Think about the last time that you received praise from someone, perhaps for a great meal, or a job well done. How did you respond? Perhaps you are someone who prefers to give praise and you felt a bit sheepish, or maybe you felt flattered or encouraged? Let’s look at what the Bible says about giving and receiving praise.
At the time of writing, the book of Proverbs was intended for Israel as God’s covenant people and its main purpose was for them ‘to know wisdom and instruction, to understand words of insight’ (Prov. 1:2). The Israelites were to apply its teaching out of their love for God. It was to teach them how to manage daily life and what type of character they should develop. New Covenant Christians need help in living wisely too. Praise, whether we give it or receive it, is one of these things that we need to be wise in.
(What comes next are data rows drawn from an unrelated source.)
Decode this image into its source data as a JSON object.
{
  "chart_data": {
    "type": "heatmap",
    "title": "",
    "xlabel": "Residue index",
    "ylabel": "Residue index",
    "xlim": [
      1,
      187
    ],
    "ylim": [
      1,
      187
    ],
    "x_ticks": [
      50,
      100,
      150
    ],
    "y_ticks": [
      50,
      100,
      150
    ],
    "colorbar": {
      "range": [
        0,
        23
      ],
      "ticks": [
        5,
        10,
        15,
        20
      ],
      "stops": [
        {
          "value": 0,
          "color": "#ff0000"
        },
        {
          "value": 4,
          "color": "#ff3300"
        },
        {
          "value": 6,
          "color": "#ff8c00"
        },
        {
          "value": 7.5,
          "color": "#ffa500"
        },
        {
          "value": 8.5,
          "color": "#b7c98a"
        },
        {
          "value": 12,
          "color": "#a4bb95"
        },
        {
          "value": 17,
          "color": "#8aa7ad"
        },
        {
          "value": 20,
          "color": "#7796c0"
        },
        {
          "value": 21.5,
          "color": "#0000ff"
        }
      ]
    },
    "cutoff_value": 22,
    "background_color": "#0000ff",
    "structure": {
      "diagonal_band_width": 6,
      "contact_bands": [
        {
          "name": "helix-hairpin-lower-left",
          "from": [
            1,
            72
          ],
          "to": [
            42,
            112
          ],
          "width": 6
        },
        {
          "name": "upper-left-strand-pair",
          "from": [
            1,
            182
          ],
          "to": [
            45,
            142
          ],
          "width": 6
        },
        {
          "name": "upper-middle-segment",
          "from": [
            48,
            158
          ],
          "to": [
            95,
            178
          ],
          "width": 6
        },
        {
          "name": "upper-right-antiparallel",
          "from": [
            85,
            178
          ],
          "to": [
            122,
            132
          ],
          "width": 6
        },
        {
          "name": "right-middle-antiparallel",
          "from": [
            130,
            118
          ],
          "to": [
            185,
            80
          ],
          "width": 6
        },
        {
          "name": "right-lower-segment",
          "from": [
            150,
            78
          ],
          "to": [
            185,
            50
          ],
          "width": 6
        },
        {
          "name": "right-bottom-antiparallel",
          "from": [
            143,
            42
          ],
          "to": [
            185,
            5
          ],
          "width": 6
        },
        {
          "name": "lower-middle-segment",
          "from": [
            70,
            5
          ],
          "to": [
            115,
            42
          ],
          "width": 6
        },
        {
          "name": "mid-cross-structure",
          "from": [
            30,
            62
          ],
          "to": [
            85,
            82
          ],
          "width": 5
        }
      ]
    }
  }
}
Giving and receiving praise
When we give praise, it is important to rightly assess the person. Scripture gives clear criteria for this. Paul, speaking of the ministry of the Apostles says, ‘This is how one should regard us, as servants of Christ and stewards of the mysteries of God. Moreover, it is required of stewards that they be found faithful’ (1 Cor. 4:1-2). In the Old Testament, we see examples of assessing someone’s heart and giving praise in response. Proverbs 12:8 says that ‘a man is commended according to his good sense’ and 1 Samuel 2:26 says, ‘Now the boy Samuel continued to grow both in stature and in favour with Lord and also with man.’ We see that it can be a good thing to give well considered praise that is devoid of flattery. Flattery is rooted in wanting something from a person rather than sincerely delighting in them.
What about receiving praise? In Proverbs we read that ‘the crucible is for silver, and the furnace is for gold, and a man is tested by his praise (Prov. 27:21). A crucible is a vessel or container that withstands high temperatures and when the contents are heated, impurities are separated out, thereby refining its content. It’s like when you turn your oven to the self-clean setting and all the nasty bits that have accumulated on the bottom are burned off. Just as a crucible or an oven tests the quality of the materials within it, God uses praise to test our hearts. Our response to praise gives us away. After receiving praise, do we give honour and glory to God and do we remember that we were made by him and for him? Do we humbly remember 1 Corinthians 4 verse 7: ‘What do you have that you did not receive? If then you received it, why do you boast as if you did not receive it?’ At times we forget that it is God’s grace to us that allows us to do anything.
Seeking God’s glory
Our hearts are revealed by how hungry we are for praise. Social media can be a big temptation in this area. It allows us to put forward a version of ourselves that our loved ones might not recognize. Yet, you might ask, surely we can desire praise from others and still follow Christ? After all, we are social creatures made for fellowship, and praise is part of our interactions with one another. This is a good question, so let us look at the life of Jesus: God sent Jesus Christ as a man to live among us, to carry out the mission of reconciling sinful humanity to God. This was accomplished by Jesus’ death on the cross for all who believe in him. Even with such a great mission, John’s gospel says that Jesus ‘was not received by his own’ [people], but that did not deter him (Jn. 1:11). The Lord Jesus asks, ‘How can you believe, when you receive glory from one another and do not seek the glory that comes from the only God? (Jn. 5:44). The Apostle Paul expresses a similar thought, ‘For am I now seeking the approval of God or am I trying to please man? If I were still trying to please man, I would not be a servant of Christ’ (Gal. 1:10). To follow Christ is to care more about Christ and his measure of us than what other people think of us.
Our concern for what others think of us may sometimes be fuelled by comparing ourselves to others. We may be forgetting that God, in his sovereign wisdom, blessed us all with different talents and gifts. Paul says, ‘Now there are varieties of gifts, but the same Spirit; and there are varieties of service, but the same Lord; and there are varieties of activities, but it is the same God who empowers them all in everyone’ (1 Cor 12:4-6). Similarly, Ray Ortlund writes that ‘God does not value intellectual or aesthetic equality among people. He does not value equality in finances, talents and opportunity. It is God who deliberately ordains inequalities in many aspects of our lives.’ If we forget these truths, we can start to believe that we somehow do not measure up and we fail to praise God for the work he is doing in us and fellow believers.
Yet, if you deeply desire praise from others to feel at peace and you habitually engage in behaviours that you know will elicit that praise, there is good news! If you are a believer you can rest in the Lord and his unending, unchanging, perfect love for you.
Meditate on Philippians 4:7-9:
And the peace of God, which surpasses all understanding, will guard your hearts and your minds in Christ Jesus. Finally, brothers, whatever is true, whatever is honourable, whatever is just, whatever is pure, whatever is lovely, whatever is commendable, if there is any excellence, if there is anything worthy of praise, think about these things. What you have learned and received and heard and seen in me—practise these things, and the God of peace will be with you.